Investing in US equities
Azeez pointed out how this might also be the right time to invest in US equities as they are undervalued at the moment and the dollar value appreciation is attractive, with the dollar showing a continuous cycle of strengthening against the rupee, with the overarching focus being on diversification and not on chasing eye-popping returns by investing in high-risk assets like the highly volatile NASDAQ ETF (exchange traded fund). The critical thing to keep in mind is entering a bearish US equity market that is underperforming so that gains can be realised when the market corrects.
The role of Bharat investors
Both Azeez and Mehta agreed that the ‘Bharat’ investor or the average retail investor will play a critical role in the Indian capital markets going forward. As awareness about financial markets and products has exploded through dedicated investor education programmes, retail participation has also ballooned in tandem.

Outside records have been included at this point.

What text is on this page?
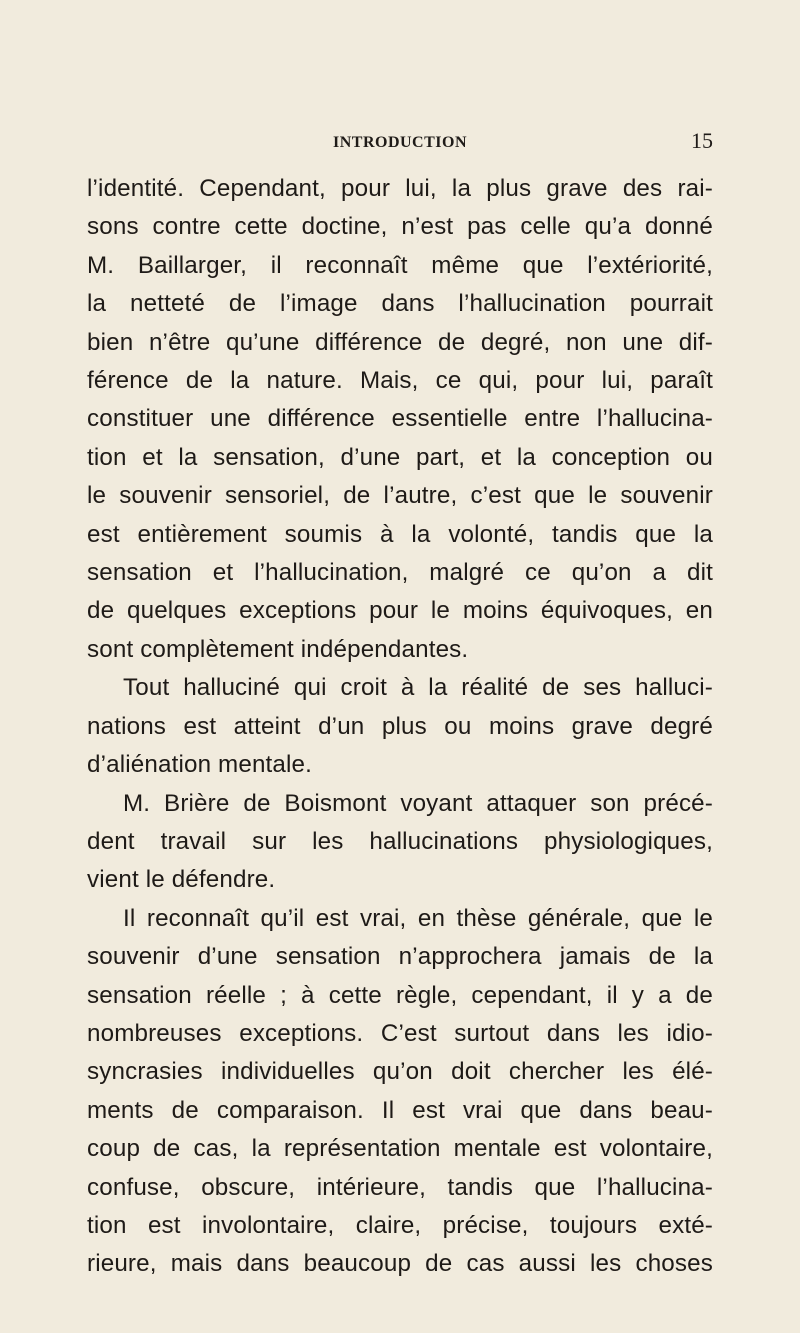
INTRODUCTION	15

l’identité. Cependant, pour lui, la plus grave des rai-

sons contre cette doctine, n’est pas celle qu’a donné

M. Baillarger, il reconnaît même que l’extériorité,

la netteté de l’image dans l’hallucination pourrait

bien n’être qu’une différence de degré, non une dif-

férence de la nature. Mais, ce qui, pour lui, paraît

constituer une différence essentielle entre l’hallucina-

tion et la sensation, d’une part, et la conception ou

le souvenir sensoriel, de l’autre, c’est que le souvenir

est entièrement soumis à la volonté, tandis que la

sensation et l’hallucination, malgré ce qu’on a dit

de quelques exceptions pour le moins équivoques, en

sont complètement indépendantes.

Tout halluciné qui croit à la réalité de ses halluci-

nations est atteint d’un plus ou moins grave degré

d’aliénation mentale.

M. Brière de Boismont voyant attaquer son précé-

dent travail sur les hallucinations physiologiques,

vient le défendre.

Il reconnaît qu’il est vrai, en thèse générale, que le

souvenir d’une sensation n’approchera jamais de la

sensation réelle ; à cette règle, cependant, il y a de

nombreuses exceptions. C’est surtout dans les idio-

syncrasies individuelles qu’on doit chercher les élé-

ments de comparaison. Il est vrai que dans beau-

coup de cas, la représentation mentale est volontaire,

confuse, obscure, intérieure, tandis que l’hallucina-

tion est involontaire, claire, précise, toujours exté-

rieure, mais dans beaucoup de cas aussi les choses
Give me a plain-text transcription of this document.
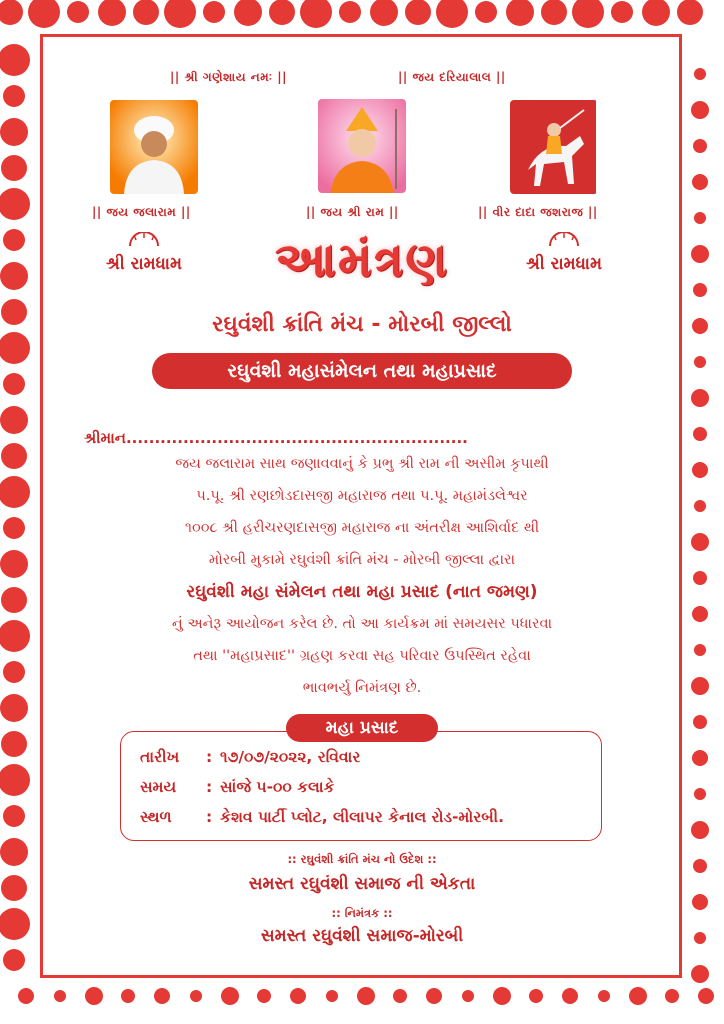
|| શ્રી ગણેશાય નમઃ ||	|| જય દરિયાલાલ ||
|| જય જલારામ ||	|| જય શ્રી રામ ||	|| વીર દાદા જશરાજ ||
શ્રી રામધામ	શ્રી રામધામ
આમંત્રણ
રઘુવંશી ક્રાંતિ મંચ - મોરબી જીલ્લો
રઘુવંશી મહાસંમેલન તથા મહાપ્રસાદ
શ્રીમાન............................................................
જય જલારામ સાથ જણાવવાનું કે પ્રભુ શ્રી રામ ની અસીમ કૃપાથી
પ.પૂ. શ્રી રણછોડદાસજી મહારાજ તથા પ.પૂ. મહામંડલેશ્વર
૧૦૦૮ શ્રી હરીચરણદાસજી મહારાજ ના અંતરીક્ષ આશિર્વાદ થી
મોરબી મુકામે રઘુવંશી ક્રાંતિ મંચ - મોરબી જીલ્લા દ્વારા
રઘુવંશી મહા સંમેલન તથા મહા પ્રસાદ (નાત જમણ)
નું અનેરૂ આયોજન કરેલ છે. તો આ કાર્યક્રમ માં સમયસર પધારવા
તથા ''મહાપ્રસાદ'' ગ્રહણ કરવા સહ પરિવાર ઉપસ્થિત રહેવા
ભાવભર્યુ નિમંત્રણ છે.
મહા પ્રસાદ
તારીખ : ૧૭/૦૭/૨૦૨૨, રવિવાર
સમય : સાંજે ૫-૦૦ કલાકે
સ્થળ : કેશવ પાર્ટી પ્લોટ, લીલાપર કેનાલ રોડ-મોરબી.
:: રઘુવંશી ક્રાંતિ મંચ નો ઉદેશ ::
સમસ્ત રઘુવંશી સમાજ ની એકતા
:: નિમંત્રક ::
સમસ્ત રઘુવંશી સમાજ-મોરબી
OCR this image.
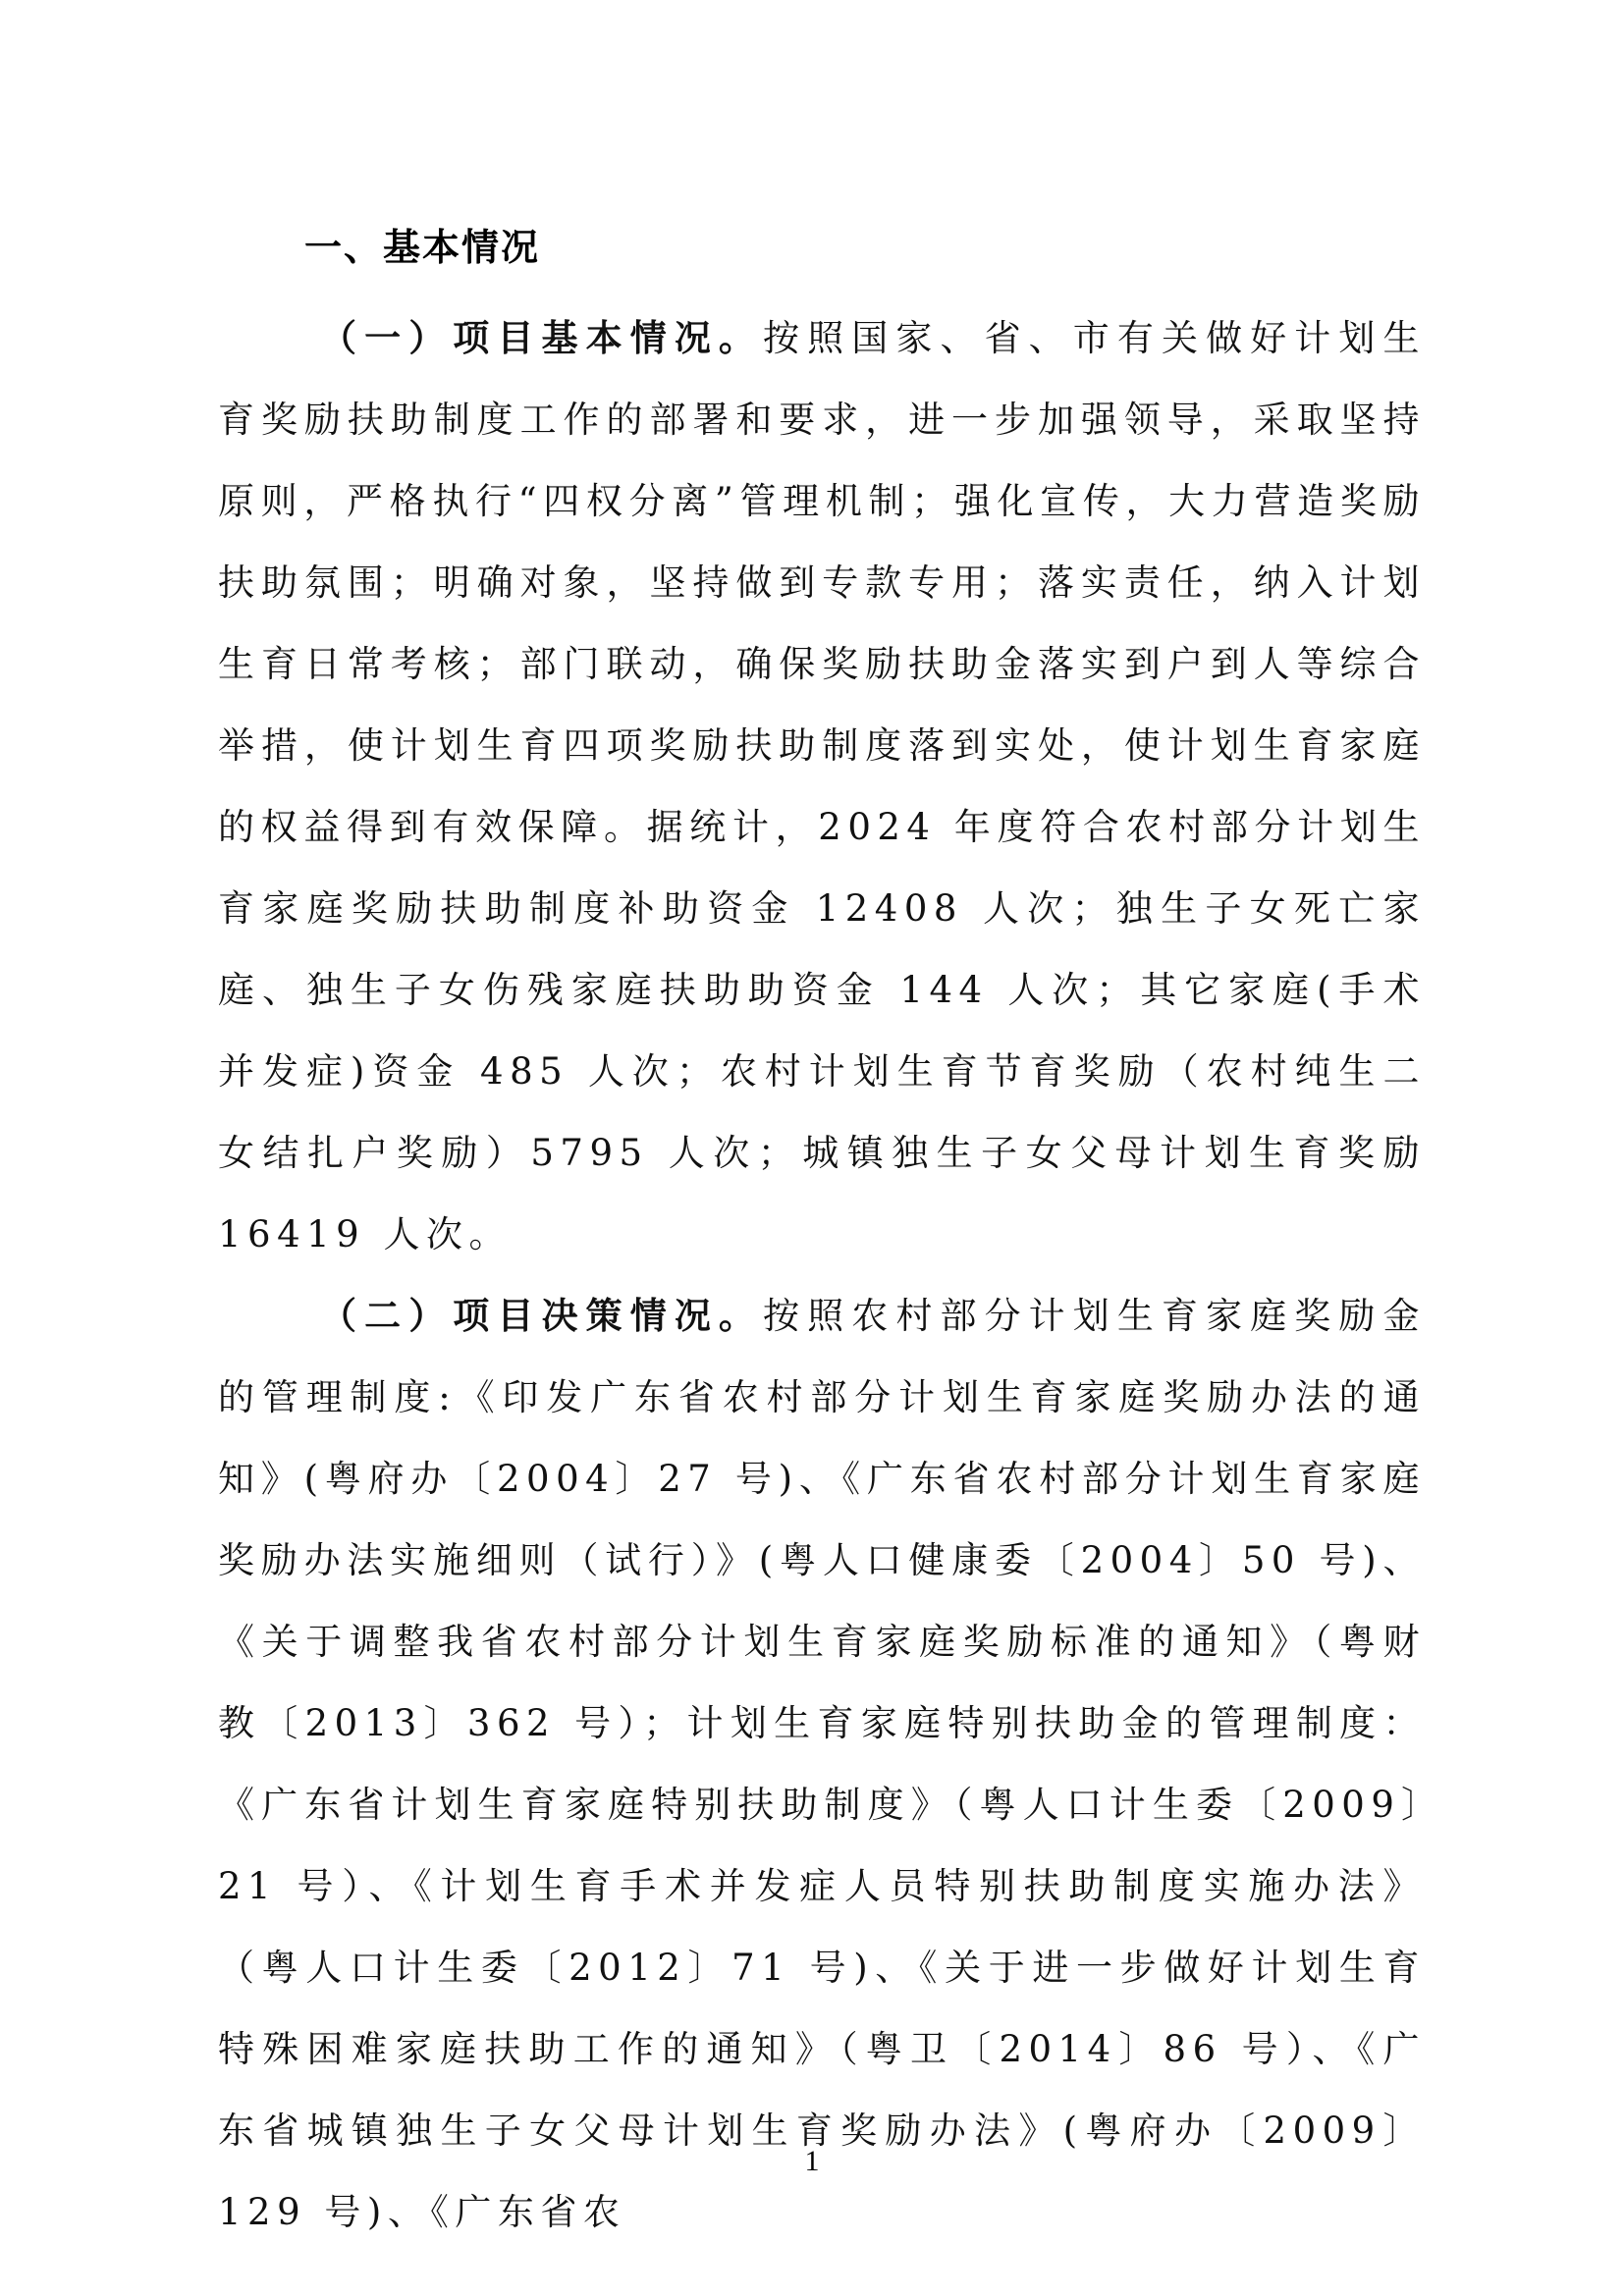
一、基本情况

（一）项目基本情况。按照国家、省、市有关做好计划生育奖励扶助制度工作的部署和要求，进一步加强领导，采取坚持原则，严格执行“四权分离”管理机制；强化宣传，大力营造奖励扶助氛围；明确对象，坚持做到专款专用；落实责任，纳入计划生育日常考核；部门联动，确保奖励扶助金落实到户到人等综合举措，使计划生育四项奖励扶助制度落到实处，使计划生育家庭的权益得到有效保障。据统计，2024 年度符合农村部分计划生育家庭奖励扶助制度补助资金 12408 人次；独生子女死亡家庭、独生子女伤残家庭扶助助资金 144 人次；其它家庭(手术并发症)资金 485 人次；农村计划生育节育奖励（农村纯生二女结扎户奖励）5795 人次；城镇独生子女父母计划生育奖励 16419 人次。

（二）项目决策情况。按照农村部分计划生育家庭奖励金的管理制度:《印发广东省农村部分计划生育家庭奖励办法的通知》(粤府办〔2004〕27 号)、《广东省农村部分计划生育家庭奖励办法实施细则（试行）》(粤人口健康委〔2004〕50 号)、《关于调整我省农村部分计划生育家庭奖励标准的通知》（粤财教〔2013〕362 号）；计划生育家庭特别扶助金的管理制度：《广东省计划生育家庭特别扶助制度》（粤人口计生委〔2009〕21 号）、《计划生育手术并发症人员特别扶助制度实施办法》（粤人口计生委〔2012〕71 号)、《关于进一步做好计划生育特殊困难家庭扶助工作的通知》（粤卫〔2014〕86 号）、《广东省城镇独生子女父母计划生育奖励办法》(粤府办〔2009〕129 号)、《广东省农

1
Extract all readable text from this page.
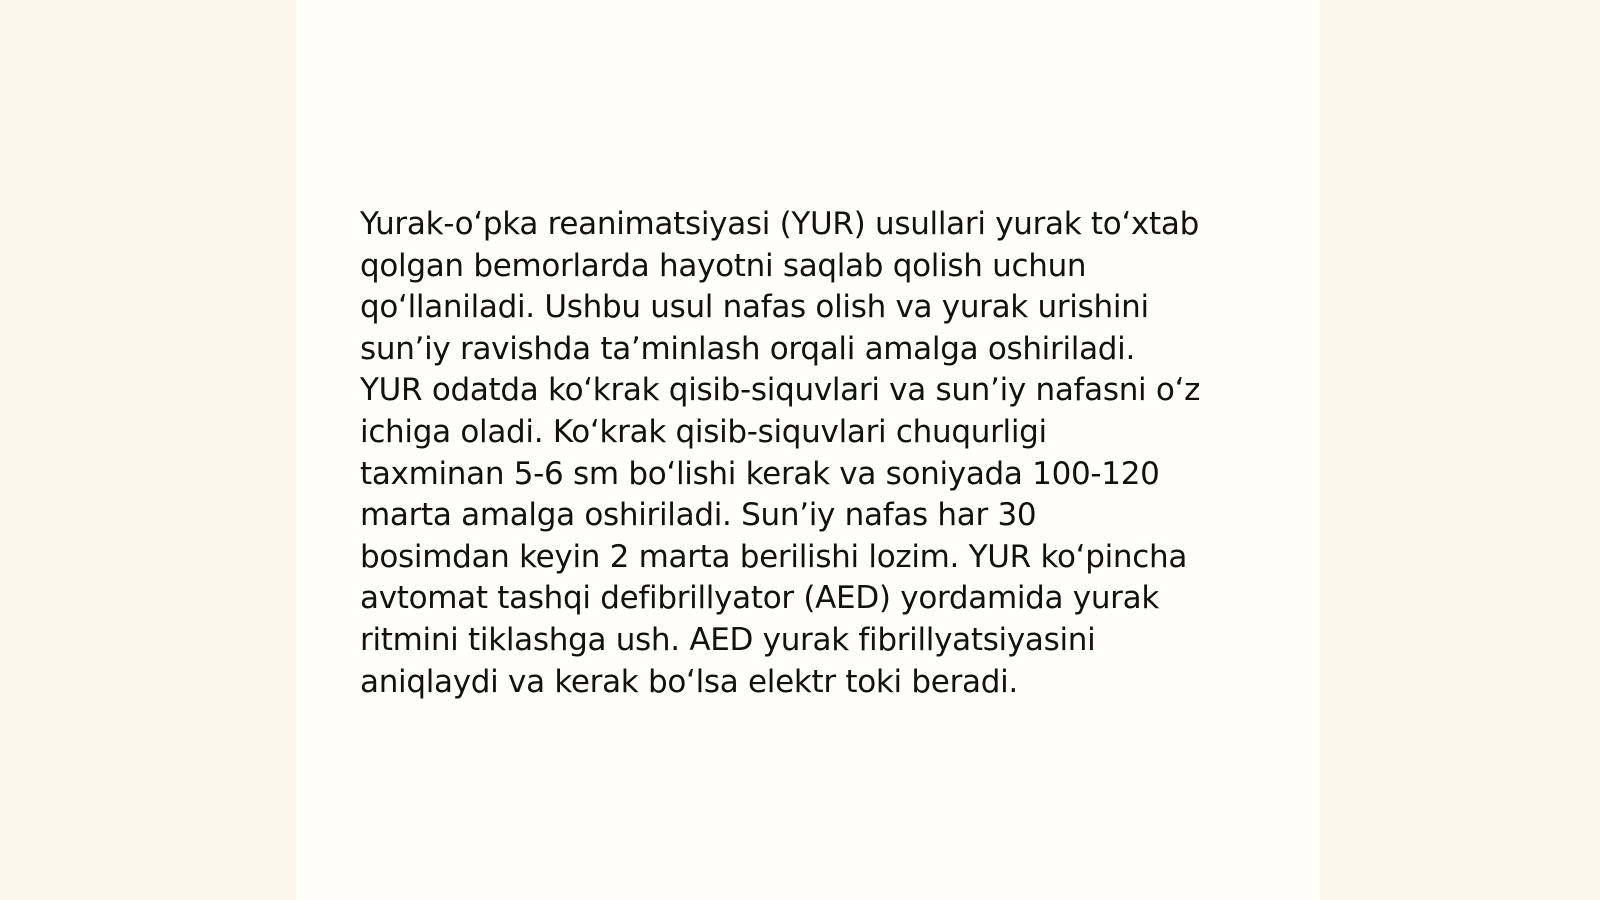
Yurak-o‘pka reanimatsiyasi (YUR) usullari yurak to‘xtab
qolgan bemorlarda hayotni saqlab qolish uchun
qo‘llaniladi. Ushbu usul nafas olish va yurak urishini
sun’iy ravishda ta’minlash orqali amalga oshiriladi.
YUR odatda ko‘krak qisib-siquvlari va sun’iy nafasni o‘z
ichiga oladi. Ko‘krak qisib-siquvlari chuqurligi
taxminan 5-6 sm bo‘lishi kerak va soniyada 100-120
marta amalga oshiriladi. Sun’iy nafas har 30
bosimdan keyin 2 marta berilishi lozim. YUR ko‘pincha
avtomat tashqi defibrillyator (AED) yordamida yurak
ritmini tiklashga ush. AED yurak fibrillyatsiyasini
aniqlaydi va kerak bo‘lsa elektr toki beradi.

“So, that’s why you see 10 years back, the systematic investment plan (SIP) number per month was about Rs 600 crores. Today, you see, it is Rs 13,600 crores, which is a massive increase. Of course, that’s a very long period. Even if you see April this financial year, you are looking at Rs 11,900 increasing to Rs 13,600, and we predict the monthly SIP to further increase to Rs 25,000 crore”, said Azeez.
And the scope is enormous for the continued growth of the Indian equity markets fuelled by a burgeoning middle class. “So, overall, we think that we are just getting started with India as a whole and as an Indian investor owns just about 6-7% of Indian equities versus mature markets like the US with a 40-50% retail participation in their capital markets. So, we have a long way to go as India keeps growing in opportunities”, summed up Mehta.